Thursday, August 30, 2012

Slacker Au Pair

I need so good quality blogging right now as I am a little stressed. The mom asked me after dinner tonight what I planned to do for English lessons with the kids. Every week I have to individually spend an hour with them teaching English. I have no idea what I am going to do. I didn’t have an answer for the mom, so I told her I would think and research it tonight. Ah I really don’t know what to do. The old au pair left all her workbooks and sheets she made, but I don’t really know where to go from there. I don’t really know the kids level; I mean they seem to speak English fine. When I speak to them, I usually have to rephrase and say what I said in a simpler way, but they understand. So I don’t really know what to teach. I think the best method I have found so far is to play interesting (key word) games with them. It looks like the old au pair printed a lot of stuff off the internet, so I will do that to I suppose.

I just don’t think I can really teach complicated English to them. It is weird because I have always learned how to learn French… I have never taken an English class to learn the language, so I would be much better off teaching French if you know what I mean. The chapter the last au pair left off on is liking Present Simple 2 tense or something… I don’t even know what that is. Well I will figure it out… I emailed the last au pair and asked for advice. I need it badly.

I did absolutely nothing today. I was useless to the world. Basically was holed up in my room (I hope they don’t think I am antisocial/weird) watching American TV shows and editing 50 page long theses for my French friends (you know who you are). I guess it worked out I had nothing to do since these papers are due tomorrow.

Anyway the dad woke me up at 9:45am so I could meet the American mom whose daughter is the girl’s bff (I talked about this yesterday). She was really nice and from California. We had a nice chat, and it was so nice saying anything to this lady with all the good ole American slang and she understood. So refreshing. She has lived in France for a year, and she said it is still frustrating sometimes because she can’t fully express herself in French…lucky me, but this is what I signed up for. At least my family and friends speak English, so I will never really be alone.

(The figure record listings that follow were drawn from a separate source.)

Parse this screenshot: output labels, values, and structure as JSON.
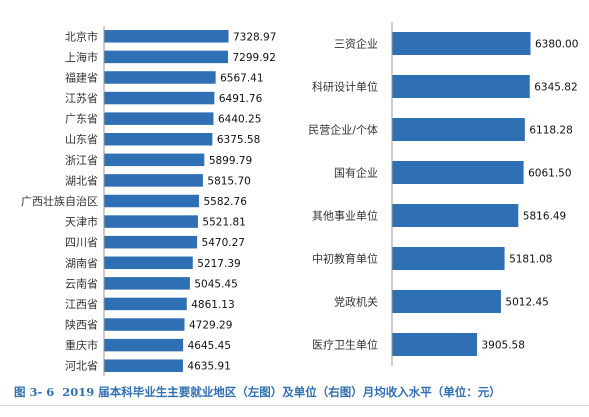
{
  "caption": {
    "figure_no": "图 3- 6",
    "text": "2019 届本科毕业生主要就业地区（左图）及单位（右图）月均收入水平（单位：元）"
  },
  "colors": {
    "bar": "#2f6fb3",
    "caption": "#2f6fb3"
  },
  "chart_data": [
    {
      "type": "bar",
      "orientation": "horizontal",
      "categories": [
        "北京市",
        "上海市",
        "福建省",
        "江苏省",
        "广东省",
        "山东省",
        "浙江省",
        "湖北省",
        "广西壮族自治区",
        "天津市",
        "四川省",
        "湖南省",
        "云南省",
        "江西省",
        "陕西省",
        "重庆市",
        "河北省"
      ],
      "values": [
        7328.97,
        7299.92,
        6567.41,
        6491.76,
        6440.25,
        6375.58,
        5899.79,
        5815.7,
        5582.76,
        5521.81,
        5470.27,
        5217.39,
        5045.45,
        4861.13,
        4729.29,
        4645.45,
        4635.91
      ],
      "value_labels": [
        "7328.97",
        "7299.92",
        "6567.41",
        "6491.76",
        "6440.25",
        "6375.58",
        "5899.79",
        "5815.70",
        "5582.76",
        "5521.81",
        "5470.27",
        "5217.39",
        "5045.45",
        "4861.13",
        "4729.29",
        "4645.45",
        "4635.91"
      ],
      "title": "",
      "xlabel": "",
      "ylabel": "",
      "xlim": [
        0,
        7328.97
      ],
      "grid": false
    },
    {
      "type": "bar",
      "orientation": "horizontal",
      "categories": [
        "三资企业",
        "科研设计单位",
        "民营企业/个体",
        "国有企业",
        "其他事业单位",
        "中初教育单位",
        "党政机关",
        "医疗卫生单位"
      ],
      "values": [
        6380.0,
        6345.82,
        6118.28,
        6061.5,
        5816.49,
        5181.08,
        5012.45,
        3905.58
      ],
      "value_labels": [
        "6380.00",
        "6345.82",
        "6118.28",
        "6061.50",
        "5816.49",
        "5181.08",
        "5012.45",
        "3905.58"
      ],
      "title": "",
      "xlabel": "",
      "ylabel": "",
      "xlim": [
        0,
        6380
      ],
      "grid": false
    }
  ]
}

For lunch, we made pork chops in a crème fraiche sauce (I am learning this is a vital ingredient for this family), rice, and mushrooms. As usual, it was scrumptious. More chocolate milk (real!) and baguette for dessert… this is a good tradition :p

Then I watched Real World- St Thomas. I haven’t seen it in so long… all the drama seemed pretty ridiculous, but it was entertaining.

I don’t really know what the dad does all day. I think he works from home I guess. He is always on his laptop, so I assume he is working. As for the boy, he did his own thing and eventually one of his friends came over. It was awkward because we were never introduced, but I guess he figured out during dinner that I am retarded with French, so I guess it’s all ok (I think I can get away with most social situations because I don’t have to act like a normal speaking person here—once I open my mouth people know I am the poor, cute, dumb American girl). Oh and dinner was roasted chicken (so normal), diced cucumbers in of course crème fraiche sauce, and roasted cauliflower. Dessert: nectarine and dark chocolate yogurt. This family eats A LOT of yogurt, and mostly the gross no sugar kind. Bleh. I tried it with cocoa powder today…not a good combo. The powder doesn’t like to mix with yogurt apparently.

The mom reminded me tonight of the kids laundry and changing sheets. I didn’t know I was supposed to be doing that yet… so I feel bad I was Slacker Au Pair today when I could have been getting shiz done. Well I went ahead and changed their sheets tonight, and I guess tomorrow will be all about laundry. This is good though… I want to feel like I am actually earning my allowance every week and contributing.

Less than 24 hours till Paris. WOOOO! Très excited. The mom asked me in French today what time I wanted to leave and all I said was I don’t know. I didn’t know how to ask her when I was allowed to leave. Ok I could have…but I would not have understood her reply. I can’t understand her, it is so frustrating.
Sorry I am just blabbing random things… I don’t like saying and then and then and then (my posts have done just that). That sounds like a kid writing, and I already sound like that when I speak French… probably a 2 year old.

I also didn’t run today. I didn’t do anything. I was lazy. But hey, I am emotionally spent, so I deserve it I guess. Tomorrow will be good. Run. Laundry. Food. PARIS.